To put clearly, the stage above is converted by synpp
to something like:
def configure(context):
context.stage("my.pipeline.census.raw")
context.config("census_sample_size", default=0.1)
def execute(context):
loaded_census = context.stage("my.pipeline.census.raw")
sample_size = context.config("census_sample_size")
return clean_census(loaded_census, sample_size)
As you may have noticed, census_sample_size
is a config option defined in the config file,
and in case it isn't found, synpp
will simply use the function's default.
Notice also that the following wouldn't work: @synpp.stage(..., sample_size=0.2)
,
since synpp
would try to find a parameter called "0.2" in the config file that doesn't exist.
In case a parameterized stage must be passed as dependency, this can be performed
in a similar way, by simply wrapping the stage in the synpp.stage()
decorator.
Following the previous example, we may replace the first argument with
loaded_census=synpp.stage("my.pipeline.census.raw", file_path="path/to/alternative/census")
.
This compact way of defining stages does not support all functionality, for instance custom stage devalidation,
but functionality that requires the context object are also possible via the helper method synpp.get_context()
.
The synpp
pipeline comes with a command line tool, which can be called like
python3 -m synpp [config_path]
If the config path is not given, it will assume config.yml
. This file should
contain everything to run a pipeline. A simple version would look like this:
# General pipeline settings
working_directory: /path/to/my/working_directory
# Requested stages
run:
- my_first_module.my_first_stage
- my_first_parameterized_stage:
param1: 123
param2: 345
# These are configuration options that are used in the pipeline
config:
my_option: 123
It receives the working directory, a list of stages (which may be parameterized)

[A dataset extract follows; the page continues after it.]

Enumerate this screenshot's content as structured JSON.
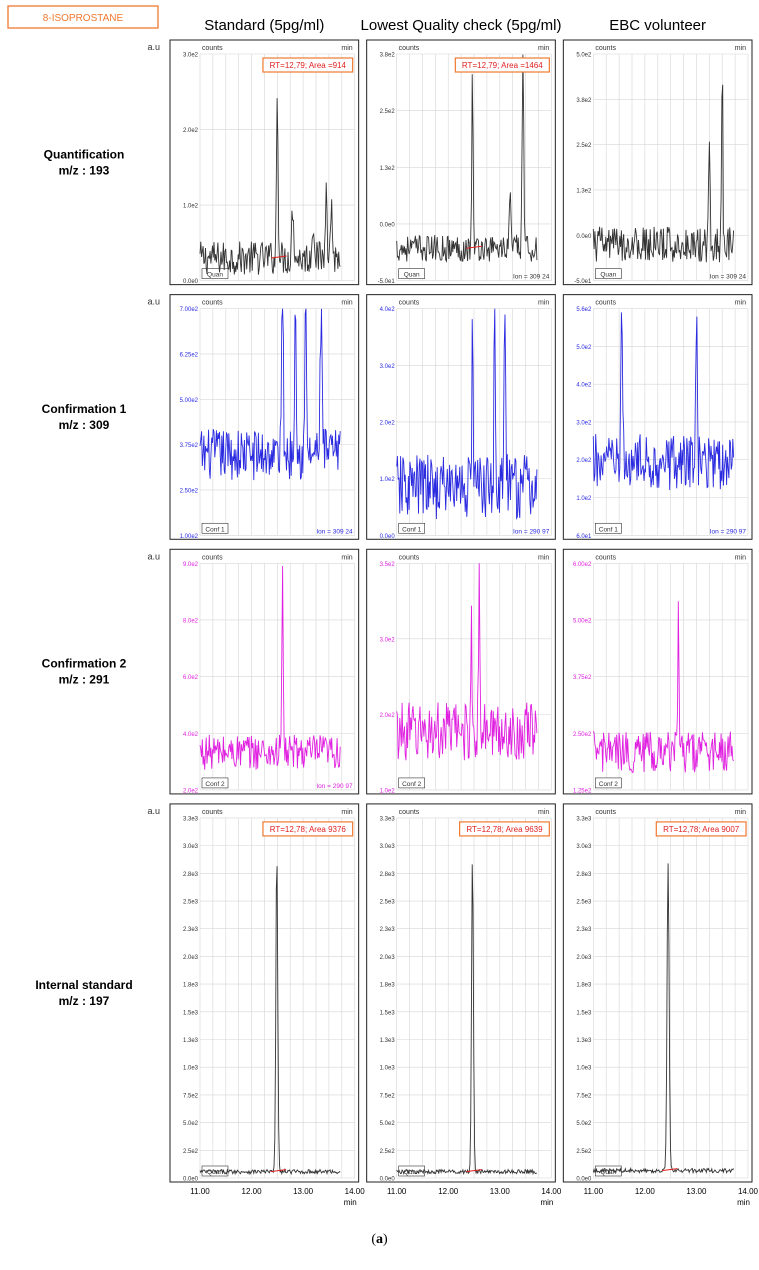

and all configuration options. The stages listed above should be available
as Python modules or classes. Furthermore, aliases
can be defined as a top-level
element of the file.
This repository contains an example of the pipline. To run it, you will need
pandas
as an additional Python dependency. For testing, you can clone this
repository to any directory on your machine. Inside the repository directory
you can find the example
directory. If you did not install synpp
yet,
you can do this by executing
pip install .
inside of the repository directory. Afterwards, open examples/config.yml
and adjust the working_directory
path. This is a path that should exist on
your machine and it should be empty. The best is if you simply create a new
folder and add the path in config.yml
.
You can now go to examples
and call the pipeline code:
cd examples
python3 -m synpp
It will automatically discover config.yml
(but you could path a different
config file path manually as a command line argument). It will then download
the NYC taxi data for January, February and March 2018 (see configuration
options in config.yml
). Note that this is happening in one stage for which
you can find the code in nyc_taxi.download
. It is parameterized by a month
and a year to download the respective data set. These data sets then go into
nyc_taxi.aggregate
, where they are merged together. Finally, an average
occupancy value is printed out in nyc_taxi.print_occupancy
. So the dependency
structure is as follows:
nyc_taxi.aggregate depends on multiple nyc_taxi.download(year, month)
nyc_taxi.print_occupancy depends on nyc_taxi.aggregate
After one successful run of the pipeline you can start it again. You will notice
that the pipeline does not download the data again, because nothing has changed
for those stages. However, if you would change the requested months in config.yml
the pipeline may download the additional data sets.